The so-called lockout provision was among those discussed by The Stephen Group, the consultant hired by the Health Reform Legislative Task Force, which will present proposed changes to Medicaid and the private option by the end of the year. Medicaid is the state-run program for the state’s poor, aged and disabled residents. Through the private option, the state purchases private insurance using Medicaid dollars for Arkansans with incomes of no more than 138% of the federal poverty line.
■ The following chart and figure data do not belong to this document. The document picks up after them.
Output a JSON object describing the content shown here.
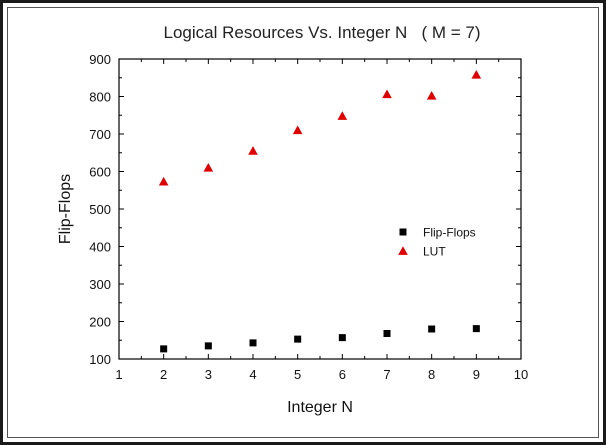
{
  "chart_data": {
    "type": "scatter",
    "title": "Logical Resources Vs. Integer N   ( M = 7)",
    "xlabel": "Integer N",
    "ylabel": "Flip-Flops",
    "xlim": [
      1,
      10
    ],
    "ylim": [
      100,
      900
    ],
    "xticks": [
      1,
      2,
      3,
      4,
      5,
      6,
      7,
      8,
      9,
      10
    ],
    "yticks": [
      100,
      200,
      300,
      400,
      500,
      600,
      700,
      800,
      900
    ],
    "x": [
      2,
      3,
      4,
      5,
      6,
      7,
      8,
      9
    ],
    "series": [
      {
        "name": "Flip-Flops",
        "marker": "square",
        "color": "#000000",
        "values": [
          127,
          135,
          143,
          153,
          157,
          168,
          180,
          181
        ]
      },
      {
        "name": "LUT",
        "marker": "triangle",
        "color": "#e00000",
        "values": [
          573,
          610,
          655,
          710,
          748,
          806,
          802,
          858
        ]
      }
    ],
    "legend_position": "right-middle",
    "grid": false
  }
}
The Stephen Group has suggested that Arkansas include a lockout provision in its next version of the private option, if a next version exists. That provision would require higher-income recipients of the private option to pay part of their health care costs or risk losing their benefit. The benefit is now free. Any such provision would require permission from the federal Centers for Medicare and Medicaid Services. John Stephen, founder of The Stephen Group, said it’s questionable whether CMS would do that, considering it recently rejected a lockout request by Pennsylvania.

Indiana does have a lockout provision in its federal waiver as a result of a demonstration project that has been in place since 2007. In the Healthy Indiana plan, beneficiaries with incomes of 100-138% of the federal poverty line contribute about 2% of their income toward a POWER account that pays for the first $2,500 of covered medical expenses. Those who do also receive vision and dental benefits. Those who fail to pay within 60 days are disenrolled and are “locked out” from re-enrolling for six months.

The result, Stephen said, is a 94% payment compliance rate. Of the 27,828 enrollees with incomes above 100% of the federal poverty level, 848 failed to make their payment from Feb. 1, 2015 to July 31, 2015, and were disenrolled.

CMS on Nov. 2 approved a five-year waiver for Montana allowing that state to charge premiums of 2% of income for individuals with incomes from 50-133% of the poverty level who are not medically frail. However, only individuals with incomes of at least 100% of the poverty level can be disenrolled, and rather than being locked out, they can re-enroll as soon as they have paid the money they owe.

While Indiana’s efforts have been largely successful, earlier efforts saw more disenrollees. In 2003, Oregon tried a lockout provision for non-payment of premiums and saw a 46% drop in participants in its Oregon Health Plan, with 22% saying that owing back premiums was one reason they left the program. When Rhode Island tried a lockout provision in 2002, within three months 18% of the families who were required to pay premiums were locked out.